The issue of books aside, you should check out youtube tutorials regarding virtual machines. I recommend the software VMware workstation free edition for virtualization.Technically savvy people can do those sorts of things. A majority of the population think their cellphone is a computer.
I also use a lot of older apps, many of them with serial cracks. Windows updates search for some of them, and disables them. I know this because with Windows XP, the update .log file can be opened with notepad, and most of the text is in plain English. It appeared to me that certain companies pay a fee to Microsoft to search for an disable unregistered software during the update process.
I have a stockpile of computers with XP operating system, (five laptops and two towers), and only one of the tower models has ever been connected to the Internet after the XP operating system was installed. As far as I can tell, the disabling of unregistered software began around February, 2014. The XP computers than my geek sets up have Service packs 1, 2 and 3, but no updates after that.

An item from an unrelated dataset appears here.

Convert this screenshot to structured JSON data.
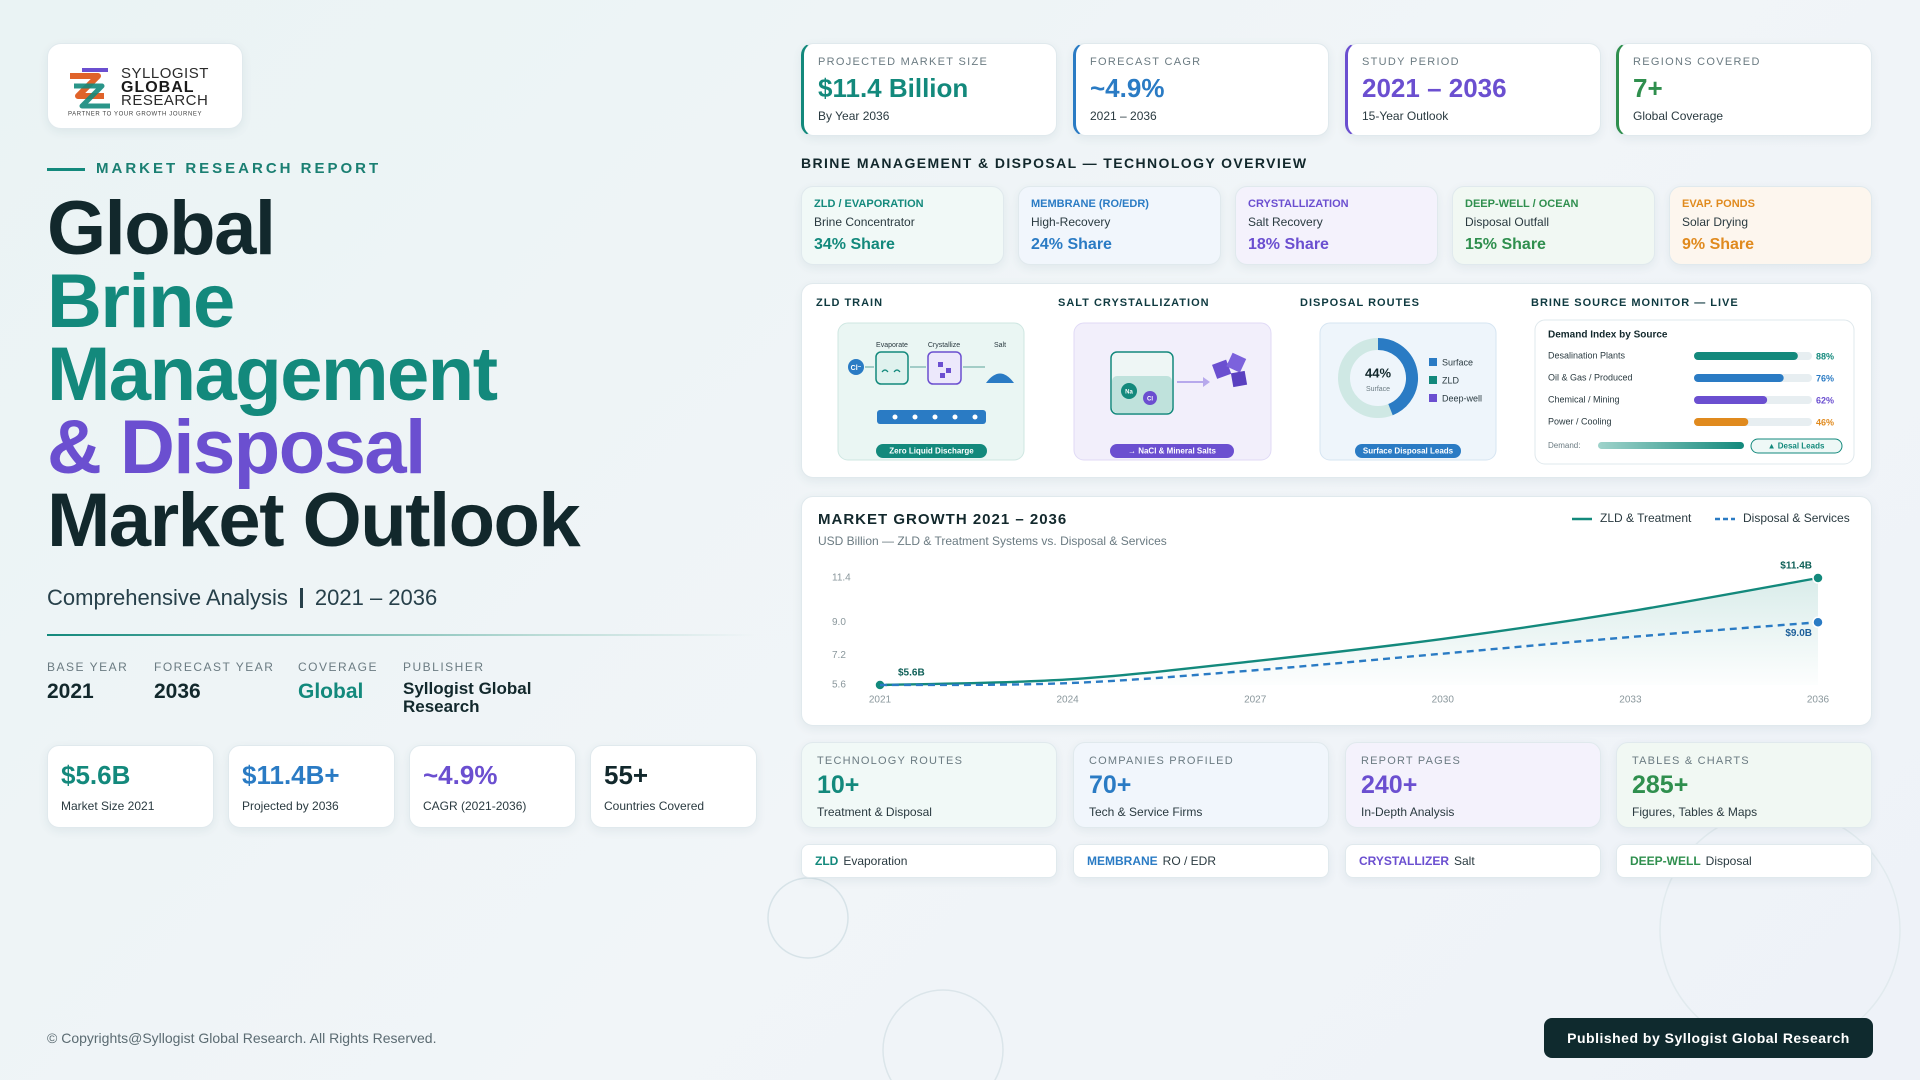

Now reading a giant text file is not a great experience so maybe you want a more convient format like epub or PDF which require software but digital formats are well known and there are many software old and new that can read them.
That's true today, but 20, 50, 100 years from now, who knows? At some point, the average Joe might have to pay a fee to read anything, or may have to make an application to request to read something in particular that would not interest the majority. I don't see life in the future getting better, and I expect that it will be a lot worse.
In your case, virtual machines would solve problems that you did not know you even had and it offers security, performance, and ease of disaster recovery that can not be matched with an old physical computer.